Sunday, May 21, 2006

Rosie Blau interviews Jilly Cooper

at FT.com (the title of the piece is "Size matters for the queen of bonkbusters"):

There are other firsts in this book: a condom ("I was told to put it in by my editor"); dumping by text; and Cooper finally had to ditch the word "bonk" for "shag" to keep up with the times ("Bonking is rather wholesome, isn't it?").

So has Cooper lost her fizz? Not at all, she says, but her previous books were set in wilder times: the 1960s and 1970s rather than the puritanical 2000s. "And I'm much older now. I'm nearly 70 and so you do have much less recent experience to draw on."

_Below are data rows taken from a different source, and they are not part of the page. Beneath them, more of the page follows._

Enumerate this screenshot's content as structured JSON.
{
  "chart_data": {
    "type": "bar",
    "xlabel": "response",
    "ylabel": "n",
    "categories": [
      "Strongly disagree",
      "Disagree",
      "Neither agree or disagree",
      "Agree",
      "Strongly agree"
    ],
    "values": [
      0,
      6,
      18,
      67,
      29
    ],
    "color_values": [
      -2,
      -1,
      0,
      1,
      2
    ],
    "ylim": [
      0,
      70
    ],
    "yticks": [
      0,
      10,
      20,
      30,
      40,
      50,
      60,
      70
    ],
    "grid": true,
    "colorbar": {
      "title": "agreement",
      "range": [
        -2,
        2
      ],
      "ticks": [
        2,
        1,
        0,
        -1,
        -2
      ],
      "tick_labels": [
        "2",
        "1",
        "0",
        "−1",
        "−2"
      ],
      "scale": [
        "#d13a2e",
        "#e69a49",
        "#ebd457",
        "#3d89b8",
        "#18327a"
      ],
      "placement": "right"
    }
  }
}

Cooper is still learning about the darker side of sex, however. "I didn't know what STDs were before this book. There was no reason that I should because I'd been writing about the art world." Is the art world really immune to sexually transmitted diseases, then? "Well no, but . . . " Jilly Cooper pauses. "Tell me what are STDs, really?"

Proclaiming herself "too old" for feminism, she argues that: "If you discredit men so much, sexually he won't be able to perform. I think this is happening. The sperm count is plummeting and it's about the male ego. Partly, anyway."

But the bonkbuster lives on, even if we're not allowed to "bonk" any more and men can't manage it. In contrast, the stars of the growing chic lit genre lack charisma, says Cooper. Writers now are "very funny and clever but I do think they've added far too much water to their men. I hope mine are more fun. They're more attractive. You probably wouldn't want to marry them, though."


Oh, I really can't wait for this book, perhaps I should go downstairs & see if the Amazon UK box is lurking in the mail area (but really I am going to fall apart if I do not sleep for a long time tonight, I had better resist because if it's there it will kill me not to stay up and read it tonight). In any case, I feel sure you'll be hearing more from me about Jilly Cooper in days to come (English readers are rolling their eyes at this point, American ones just puzzled, but you must trust me when I say that while I can't exactly recommend these books to readers of, say, dark contemporary noir or interesting young-adult fantasy or for that matter beautifully-sentenced literary fiction they are certainly amazingly addictive, and in a strange way quite distinctive and appealing).